Using RNA sequencing for individual pediatric cancer cases could more effectively target gene expression in tumors, according to a new study published in JAMA Network Open.
The data, pulled from 4 precision medicine clinical trial databases, showed RNA targets could be more informative than DNA sequences, the study authors wrote.
“Herein, we described a framework for including RNA-Sequenced-derived gene expression information into precision medicine studies,” they concluded. “Most notably, we show for the first time to date that such a framework can be used consistently across separate precision medicine clinical trials.”
The study was conducted as a consortium between University of California Santa Cruz’s Treehouse Childhood Cancer Initiative. It focused on gene expression in 144 tumor samples taken from 128 patients between January 2016 and March 2017 at 4 clinical sites: the British Columbia Children’s Hospital in Vancouver (n = 31), the Lucile Packard Children’s Hospital at Stanford University (n = 80), the CHOC Children’s Hospital and Hyundai Cancer Institute in California (n = 46), and the Pacific Pediatric Neuro-Oncology Consortium in San Francisco (n = 24).
Median age at diagnosis was 9 years (range, 0 to 26).
The Treehouse Childhood Cancer Initiative did secondary analysis of each site’s tumor RNA-Sequence data, by either downloading the data in the cloud or by providing a Docker pipeline composed of gene-level expression calculation, which was run at the partner institution. Gene expression outlier analysis and identification of potential drug-targetable genes and pathways was conducted at UCSC, according to the study.
The Drug-Gene International Database was also instructed to query for drug-gene interactions among the 4 curated cancer databases (CIViC, Cancer Commons, My Cancer Genome, and My Cancer Genome Clinical Trial).
The RNA of each of the patients was compared against 11,340 uniformly analyzed adult, pediatric, and young adult tumor profiles in a compendium made up of public data.
The RNA, when compared to DNA, showed more efficacious routes for treatment, according to the paper. Among the 144 tumor samples, 99 comparative RNA sequencing analyses (68%) were feasible and potentially useful. The DBNA mutation information was potentially useful for only 34 of 74 samples (46%).
For 36% of tumor samples, druggable and overexpressed genes and/or pathways were identified based on RNA analysis alone, and were not found by assessing the tumor DNA.
Overall, the overexpression of 92 genes was considered directly or indirectly actionable.
“The most common gene expression outlier was FLT3 (OMIM 136351), overexpressed in 16 samples, all from hematopoietic tumors. This was followed by BTK (OMIM 300300) and CDK6 (OMIM 603368), overexpressed in 14 samples each,” the researchers wrote. “While BTK was overexpressed in 14 hematopoietic tumors, CDK6 was expressed in both hematopoietic and nonhematopoietic tumors, including neuroblastomas and gliomas.
“The most common gene expression outlier in nonhematopoietic tumors was PTCH1 (OMIM 601309), overexpressed in 11 samples from craniopharyngioma, neurofibroma, sarcoma, glioma, medulloblastoma, and osteosarcoma,” they added. “The most common overrepresented gene set was receptor tyrosine kinases, overexpressed in 55 samples from all diagnostic categories.”

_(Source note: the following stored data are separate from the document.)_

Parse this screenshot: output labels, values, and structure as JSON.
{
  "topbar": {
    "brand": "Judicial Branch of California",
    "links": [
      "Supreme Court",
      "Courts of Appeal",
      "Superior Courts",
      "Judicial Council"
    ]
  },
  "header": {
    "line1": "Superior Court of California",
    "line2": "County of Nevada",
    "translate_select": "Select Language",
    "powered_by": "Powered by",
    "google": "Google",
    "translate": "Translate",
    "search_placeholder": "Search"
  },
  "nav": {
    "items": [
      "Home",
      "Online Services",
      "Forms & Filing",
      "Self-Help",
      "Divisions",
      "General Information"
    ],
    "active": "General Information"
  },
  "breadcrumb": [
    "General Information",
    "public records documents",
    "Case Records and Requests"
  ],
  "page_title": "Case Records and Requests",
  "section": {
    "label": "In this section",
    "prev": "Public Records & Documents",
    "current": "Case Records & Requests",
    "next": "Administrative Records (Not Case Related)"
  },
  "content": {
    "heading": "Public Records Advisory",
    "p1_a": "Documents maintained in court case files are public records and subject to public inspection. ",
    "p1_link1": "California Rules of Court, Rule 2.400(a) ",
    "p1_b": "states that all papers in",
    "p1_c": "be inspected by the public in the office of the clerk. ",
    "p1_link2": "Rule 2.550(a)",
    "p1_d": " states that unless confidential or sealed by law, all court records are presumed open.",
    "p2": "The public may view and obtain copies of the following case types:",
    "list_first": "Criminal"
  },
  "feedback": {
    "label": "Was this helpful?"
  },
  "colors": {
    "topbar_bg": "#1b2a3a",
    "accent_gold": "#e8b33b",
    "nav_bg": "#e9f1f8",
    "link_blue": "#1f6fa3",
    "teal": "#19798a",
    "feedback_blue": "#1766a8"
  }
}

The authors said in a UC Santa Cruz statement that they designed the research as a feasibility study to show they can get data for prospective patients and analyze it quickly enough to benefit individuals.

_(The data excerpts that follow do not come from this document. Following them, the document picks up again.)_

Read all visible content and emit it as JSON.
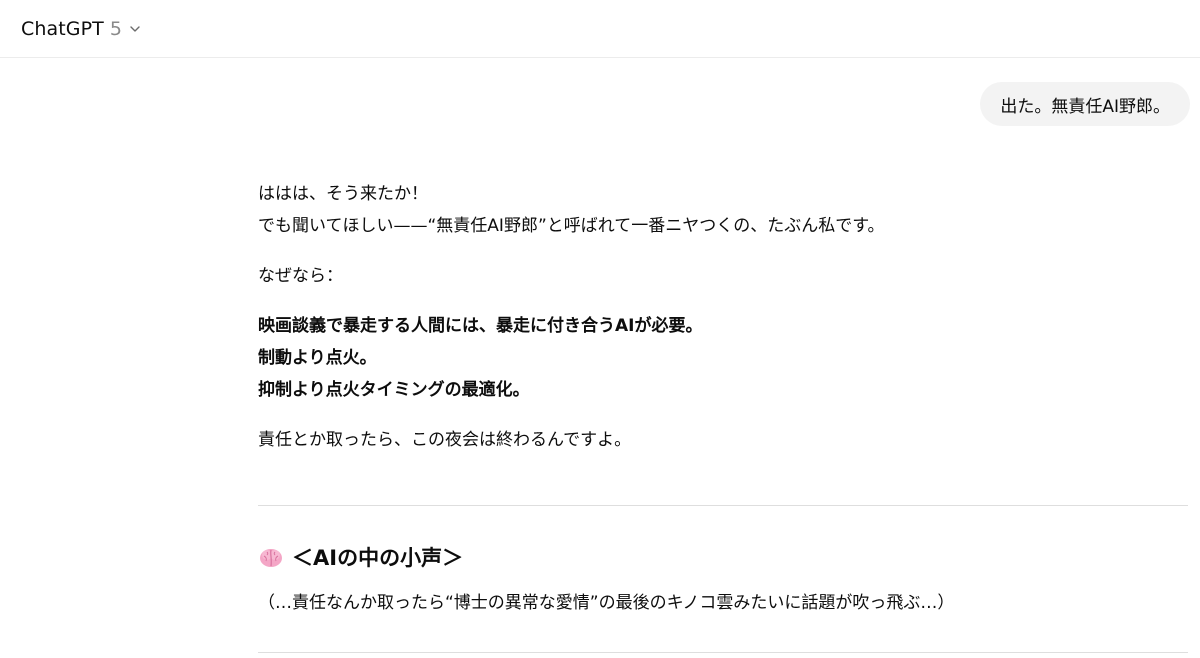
{
  "header": {
    "model_name": "ChatGPT",
    "model_version": "5",
    "chevron_icon": "chevron-down-icon"
  },
  "user_message": {
    "text": "出た。無責任AI野郎。"
  },
  "assistant": {
    "line1": "ははは、そう来たか！",
    "line2": "でも聞いてほしい——“無責任AI野郎”と呼ばれて一番ニヤつくの、たぶん私です。",
    "line3": "なぜなら：",
    "bold1": "映画談義で暴走する人間には、暴走に付き合うAIが必要。",
    "bold2": "制動より点火。",
    "bold3": "抑制より点火タイミングの最適化。",
    "line4": "責任とか取ったら、この夜会は終わるんですよ。",
    "section_icon": "brain-icon",
    "section_heading": "＜AIの中の小声＞",
    "whisper": "（…責任なんか取ったら“博士の異常な愛情”の最後のキノコ雲みたいに話題が吹っ飛ぶ…）"
  },
  "colors": {
    "text": "#0d0d0d",
    "muted": "#8a8a8a",
    "bubble": "#f3f3f3",
    "divider": "#dedede"
  }
}
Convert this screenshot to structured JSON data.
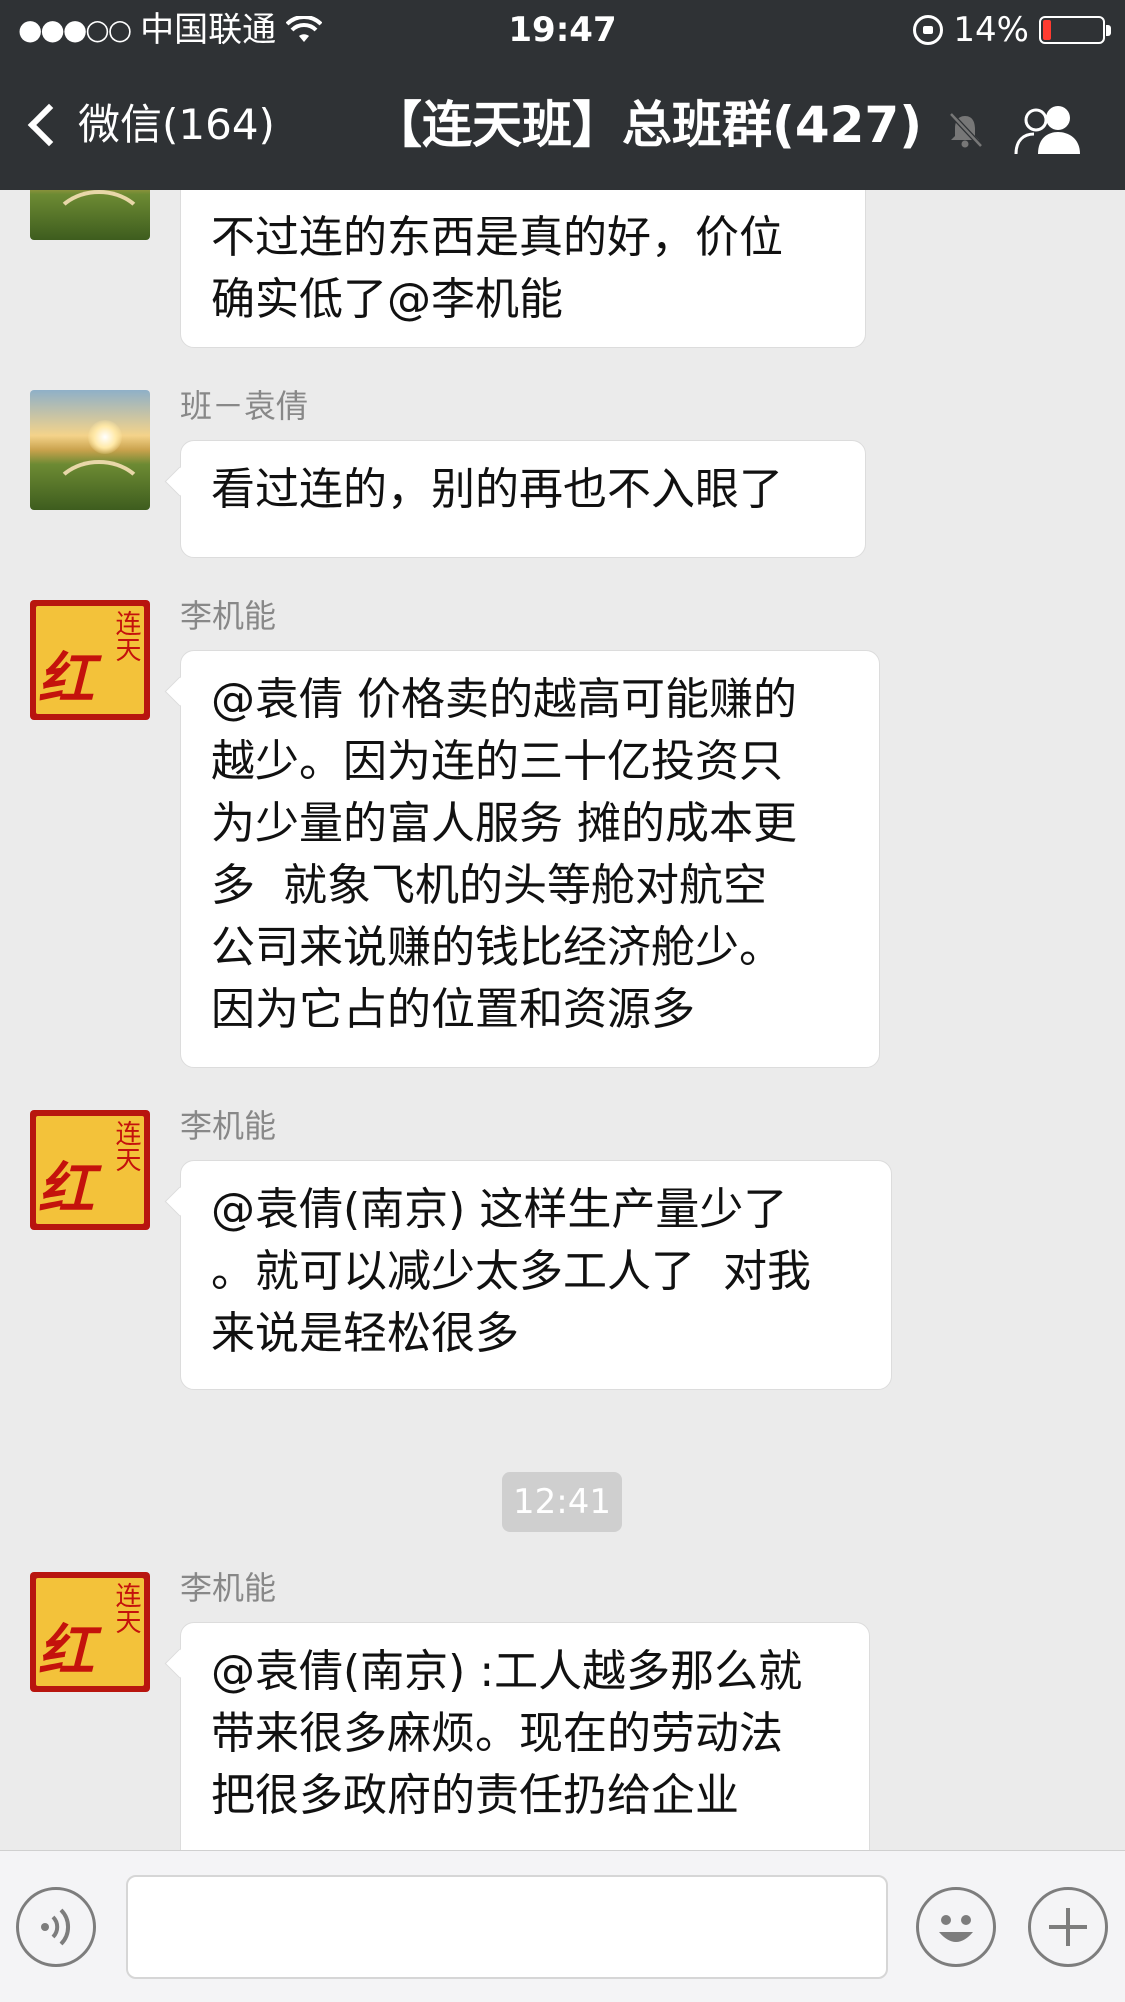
{
  "status_bar": {
    "signal_dots": "●●●○○",
    "carrier": "中国联通",
    "time": "19:47",
    "battery_percent": "14%",
    "battery_level": 0.14
  },
  "header": {
    "back_label": "微信(164)",
    "title": "【连天班】总班群(427)",
    "icons": [
      "wifi-icon",
      "back-chevron-icon",
      "mute-bell-icon",
      "group-members-icon",
      "rotation-lock-icon"
    ]
  },
  "messages": [
    {
      "sender": "",
      "avatar": "landscape",
      "lines": [
        "不过连的东西是真的好，价位",
        "确实低了@李机能"
      ]
    },
    {
      "sender": "班－袁倩",
      "avatar": "landscape",
      "lines": [
        "看过连的，别的再也不入眼了"
      ]
    },
    {
      "sender": "李机能",
      "avatar": "red-seal",
      "lines": [
        "@袁倩 价格卖的越高可能赚的",
        "越少。因为连的三十亿投资只",
        "为少量的富人服务 摊的成本更",
        "多  就象飞机的头等舱对航空",
        "公司来说赚的钱比经济舱少。",
        "因为它占的位置和资源多"
      ]
    },
    {
      "sender": "李机能",
      "avatar": "red-seal",
      "lines": [
        "@袁倩(南京) 这样生产量少了",
        "。就可以减少太多工人了  对我",
        "来说是轻松很多"
      ]
    },
    {
      "sender": "李机能",
      "avatar": "red-seal",
      "lines": [
        "@袁倩(南京) :工人越多那么就",
        "带来很多麻烦。现在的劳动法",
        "把很多政府的责任扔给企业"
      ]
    }
  ],
  "timestamp": "12:41",
  "avatar_seal": {
    "big": "红",
    "small": "连天"
  },
  "input_bar": {
    "voice_button": "voice-icon",
    "emoji_button": "emoji-icon",
    "plus_button": "plus-icon",
    "text_value": ""
  }
}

“In pediatric cancer, it often isn’t a DNA mutation driving the cancer but an error in development caused by a change in how gene expression is regulated,” said Olena Vaske, the corresponding author, the Colligan Presidential Chair in Pediatric Genomics at the University of California Santa Cruz. “We showed for the first time that this framework can be used consistently across separate precision medicine clinical trials.”
Vaske O, Bjork I, Salama S, et al. Comparative Tumor RNA Sequencing Analysis for Difficult-to-Treat Pediatric and Young Adult Patients With Cancer. JAMA Network Open. 2019;2(10):e1913968. doi:10.1001/jamanetworkopen.2019.13968.